# Hello from Czech Republic!



## Anevis (Oct 28, 2019)

Hi,

I'm Lukas (Anevis) from a very tiny village in South Bohemia, Czech Republic. I've been playing piano for about 10 years now and I've been wanting to learn to play guitar and drums for a while, but still didn't find the courage to do so yet I guess. Music has been my hobby since I was conscious of myself.
I started making music in 2014 after I found a band called Approaching Nirvana which inspired me to do what they were doing at the time. This may be a bit cliche but I've always been a huge Hans Zimmer fan, because the very first orchestral composition I fell in love with was his "He's Pirate" when I was 3/4 years old. In 2015 I actually got very interested in his music and in film music in general and lead me to a production duo Two Steps From Hell after which I released this is what I want to do!

You can listen to some of my tracks on YouTube or Spotify or Newgrounds

That is my sort of a story, nothing fancy. I'm looking forward to meeting new people and making new producer friend in here. Hit me up if you'd like to connect!

Cheers
Anevis


----------



## Dinner Dynasty (Oct 30, 2019)

Nice to meet you Lukas, 
There's no problem with being inspired by Hanz Zimmer. I myself admire him and his works greatly. 
I was listening to some of your tracks on Youtube. They're pretty nice. You're talented, and I hope you grow a following.


----------



## Anevis (Oct 31, 2019)

Nice to meet you too! 
I guess not, but you know, for some people it might be. Thank you so much, appreciate it!
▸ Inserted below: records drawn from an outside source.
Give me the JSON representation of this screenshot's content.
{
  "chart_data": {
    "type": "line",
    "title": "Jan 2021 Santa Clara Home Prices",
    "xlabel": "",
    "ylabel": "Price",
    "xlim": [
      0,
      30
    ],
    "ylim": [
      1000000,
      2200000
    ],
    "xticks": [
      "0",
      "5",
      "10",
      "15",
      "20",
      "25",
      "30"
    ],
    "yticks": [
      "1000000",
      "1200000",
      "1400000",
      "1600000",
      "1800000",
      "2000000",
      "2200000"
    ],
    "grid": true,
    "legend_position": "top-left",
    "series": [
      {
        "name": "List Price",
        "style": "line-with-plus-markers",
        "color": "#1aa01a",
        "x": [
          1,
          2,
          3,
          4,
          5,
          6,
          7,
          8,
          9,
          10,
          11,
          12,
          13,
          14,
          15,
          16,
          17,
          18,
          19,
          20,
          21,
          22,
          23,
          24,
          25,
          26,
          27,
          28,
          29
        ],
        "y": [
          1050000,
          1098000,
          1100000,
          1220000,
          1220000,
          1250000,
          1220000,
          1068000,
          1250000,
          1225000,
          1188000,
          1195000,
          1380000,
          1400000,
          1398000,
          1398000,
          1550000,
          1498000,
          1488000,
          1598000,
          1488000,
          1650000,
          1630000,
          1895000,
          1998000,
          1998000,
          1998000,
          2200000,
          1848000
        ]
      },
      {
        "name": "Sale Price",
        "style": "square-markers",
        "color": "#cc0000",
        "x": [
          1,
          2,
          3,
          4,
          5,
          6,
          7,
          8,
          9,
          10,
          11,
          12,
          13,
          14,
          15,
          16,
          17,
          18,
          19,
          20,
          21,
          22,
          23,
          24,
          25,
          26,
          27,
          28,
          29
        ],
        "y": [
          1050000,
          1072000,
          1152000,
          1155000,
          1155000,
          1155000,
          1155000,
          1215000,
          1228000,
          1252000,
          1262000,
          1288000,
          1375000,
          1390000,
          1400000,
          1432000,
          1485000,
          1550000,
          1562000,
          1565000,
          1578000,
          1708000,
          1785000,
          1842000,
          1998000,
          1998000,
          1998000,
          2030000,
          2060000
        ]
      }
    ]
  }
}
Which one did you like the most?


----------



## Dinner Dynasty (Oct 31, 2019)

There's alot we can learn from him 
You're very welcome. I'm still going through and listening to more as I get the time, they're all great, I would definitely have to say "I Demand War" is my favorite thus far. I really liked the big percussion and strings you had going on in there. It could've been used in a major movie.


----------



## Anevis (Oct 31, 2019)

Glad to hear that, I consider that track the best I've uploaded online for now. A lot more a I suppose better tracks are coming soon.


----------